Clarus Q1 Sales Up 2.5% to $61.9M, Board Retains Jefferies for Strategy

CLARCLAR

Clarus Corporation’s Q1 sales rose 2.5% to $61.9 million, and gross margin expanded 240 basis points to 36.8%, narrowing the net loss to $3.3 million from $5.2 million a year ago. Adjusted net income reached $0.7 million and adjusted EBITDA loss improved to $1.1 million, while the board retained Jefferies to explore strategic alternatives.

1. Financial Highlights

In Q1 2026, Clarus reported consolidated sales of $61.9 million, up 2.5% year-over-year, with gross margin expanding by 240 basis points to 36.8%. The company narrowed its net loss to $3.3 million (5.3% margin) compared to $5.2 million last year and achieved adjusted net income of $0.7 million versus an adjusted net loss of $1.2 million.

2. Segment Performance

Sales in the Outdoor segment increased 1.2% to $44.9 million driven by higher wholesale and distributor revenues, partially offset by the sale of the PIEPS business and lower direct-to-consumer sales.
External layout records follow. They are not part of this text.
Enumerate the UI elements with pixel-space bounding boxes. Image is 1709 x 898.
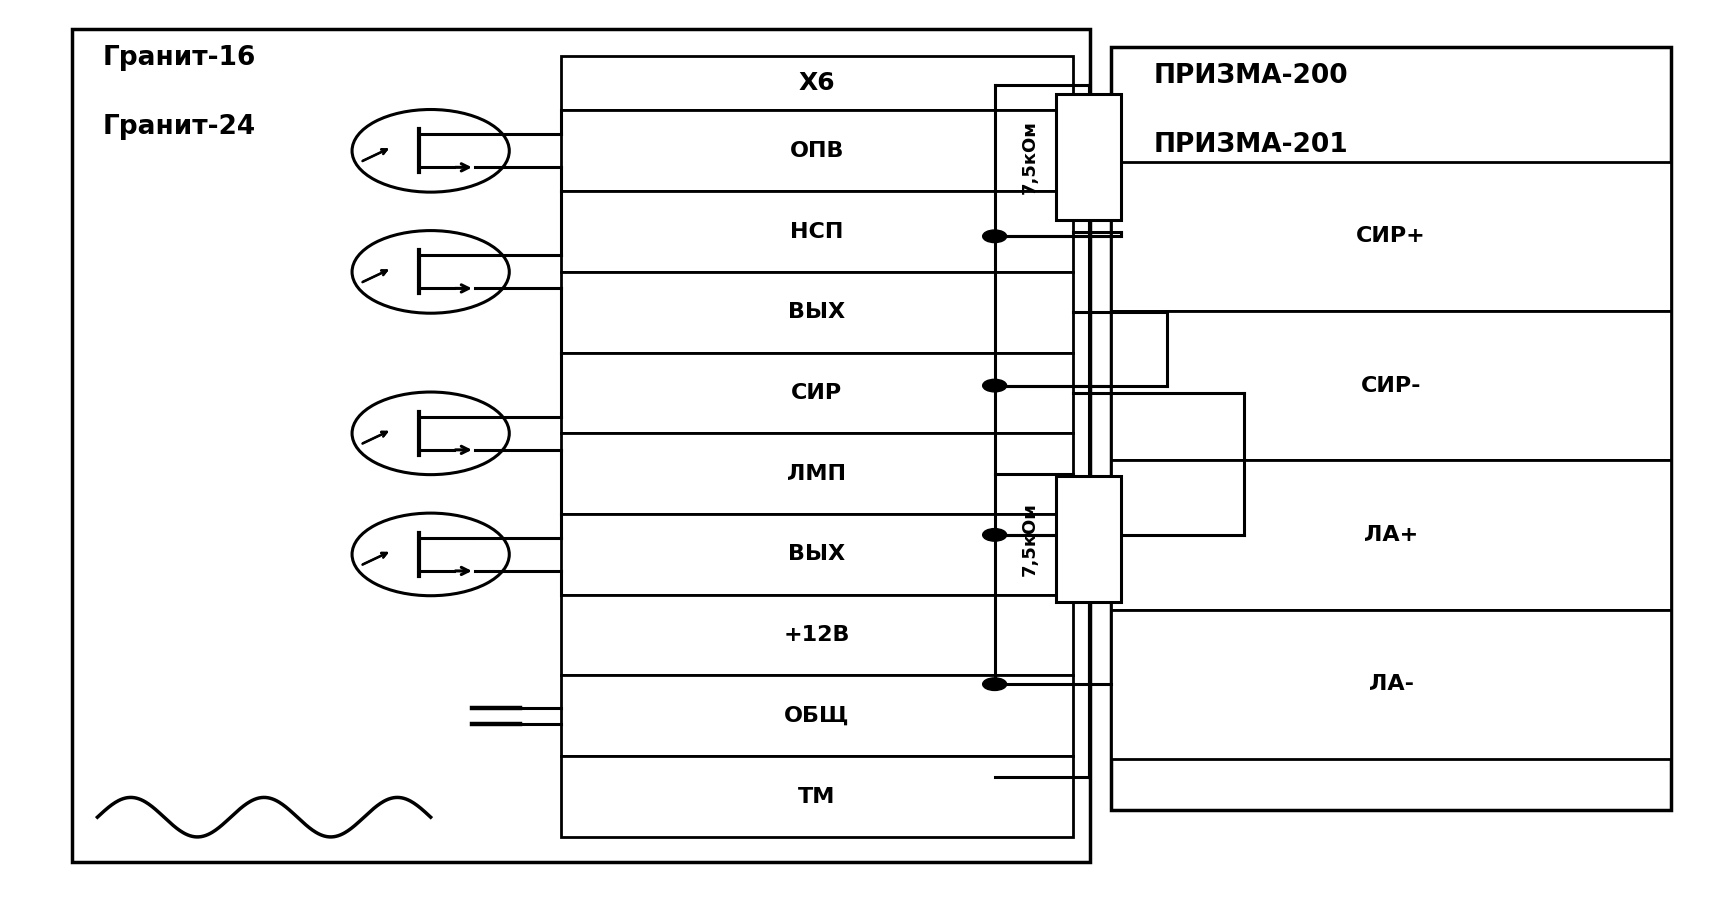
Text: СИР+: СИР+ [1357, 226, 1425, 246]
Bar [561, 56, 1073, 110]
Bar [561, 110, 1073, 191]
Circle shape [983, 379, 1007, 392]
Bar [561, 272, 1073, 353]
Text: СИР-: СИР- [1360, 375, 1422, 396]
Text: +12В: +12В [784, 625, 849, 645]
Text: ЛМП: ЛМП [788, 463, 846, 484]
Bar [1111, 610, 1671, 759]
Text: ВЫХ: ВЫХ [788, 303, 846, 322]
Text: ПРИЗМА-201: ПРИЗМА-201 [1154, 132, 1348, 158]
Circle shape [983, 529, 1007, 541]
Text: ЛА-: ЛА- [1369, 674, 1413, 694]
Text: ОПВ: ОПВ [790, 141, 844, 161]
Text: 7,5кОм: 7,5кОм [1020, 502, 1039, 576]
Bar [1111, 461, 1671, 610]
Circle shape [983, 678, 1007, 691]
Text: НСП: НСП [790, 222, 844, 242]
Bar [561, 756, 1073, 837]
Bar [1111, 47, 1671, 810]
Text: Гранит-16: Гранит-16 [103, 45, 256, 71]
Bar [1111, 162, 1671, 311]
Text: ТМ: ТМ [798, 787, 836, 806]
Text: ОБЩ: ОБЩ [784, 706, 849, 726]
Bar [561, 675, 1073, 756]
Text: СИР: СИР [791, 383, 843, 403]
Bar [561, 434, 1073, 514]
Text: ПРИЗМА-200: ПРИЗМА-200 [1154, 63, 1348, 89]
Text: 7,5кОм: 7,5кОм [1020, 120, 1039, 194]
Bar [1056, 94, 1121, 220]
Text: Х6: Х6 [798, 71, 836, 95]
Bar [561, 353, 1073, 434]
Bar [1111, 311, 1671, 461]
Circle shape [983, 230, 1007, 242]
Bar [561, 191, 1073, 272]
Bar [561, 514, 1073, 594]
Text: Гранит-24: Гранит-24 [103, 114, 256, 140]
Bar [561, 594, 1073, 675]
Bar [72, 29, 1090, 862]
Text: ЛА+: ЛА+ [1364, 524, 1418, 545]
Text: ВЫХ: ВЫХ [788, 544, 846, 565]
Bar [1056, 476, 1121, 602]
The Adventure segment delivered 5.9% revenue growth to $17.1 million, led by strong wholesale performance in Australia for Rhino-Rack and MAXTRAX products despite North American declines.

3. Strategic Review and Liquidity

The board has engaged Jefferies LLC to evaluate strategic alternatives aimed at maximizing shareholder value, leveraging the company's debt-free balance sheet and significant liquidity. Clarus ended the quarter with net cash used in operations of $4.1 million and free cash flow of negative $5.7 million, reflecting ongoing investment and cost management initiatives.